Foto: apa/Gerd Eggenberger

Die strafrechtlichen Verurteilungen in diversen Hypo-Prozessen summieren sich. Und schon beginnt am Landesgericht Klagenfurt das nächste Verfahren. Die notverstaatlichte Hypo-Alpe-Adria-Bank fordert von ihren Ex-Eigentümern und Ex-Managern 50 Millionen Sonderdividende zurück. Dieses Geld floss beim Hypo-Verkauf an die Bayern. Allein das Land Kärnten konnte so weitere 23,5 Millionen Euro zum Kaufpreis von 800 Millionen für seine Anteile einstreifen. In der ersten Verhandlung wurde bekannt, dass die Finanzprokuratur die Entlastung des Bank-Vorstands für die Bilanz 2007 wegen Sittenwidrigkeit, Arglistigkeit und Irrtus widerrufen hat.

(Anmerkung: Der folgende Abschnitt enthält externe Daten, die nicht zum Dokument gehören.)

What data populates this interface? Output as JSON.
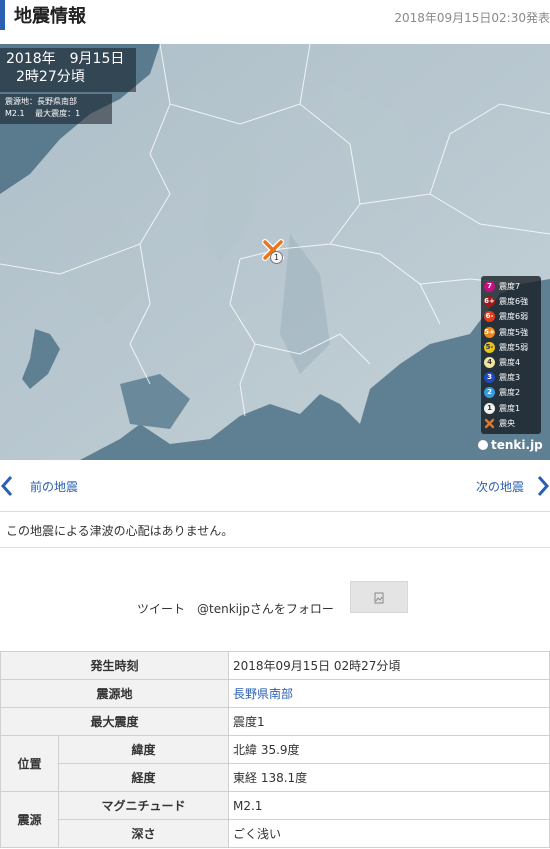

"Kärnten ist reich", frohlockte Landeshauptmann Jörg Haider schon 2005, als das Land dank einer Wandelschuldanleihe 500 Mio. Euro in seine Sonderkasse, genannt "Zukunftsfonds", gespült bekam. Heute sei Kärnten "arm wie eine Kirchenmaus", konstatierte kürzlich ein SPÖ-Abgeordneter auf dem Sonderlandtag, der sich mit der heutigen De-facto-Pleite des Landes im Zuge der Hypo-Misere beschäftigen musste. Was der rote Mandatar allerdings verschwieg: Seine Partei war wohl mitbeteiligt gewesen, als sie damals in Koalition mit Haider die Geldschleusen der einstigen Landesbank geöffnet hatte. Eigentlich wollte man die Bank 2008 ja an die Börse bringen, doch Haider und sein damaliger roter Koalitionspartner Peter Ambrozy wollten das Geld sofort. Dass das Hypo-Management zu diesem Zeitpunkt schon 328 Millionen Euro bei Swap-Verlusten verzockt und damit die Bank in Schieflage gebracht hatte, war kein Thema. Der Swap-Skandal platzte erst 2006, der Börsengang kam deshalb nicht mehr zustande.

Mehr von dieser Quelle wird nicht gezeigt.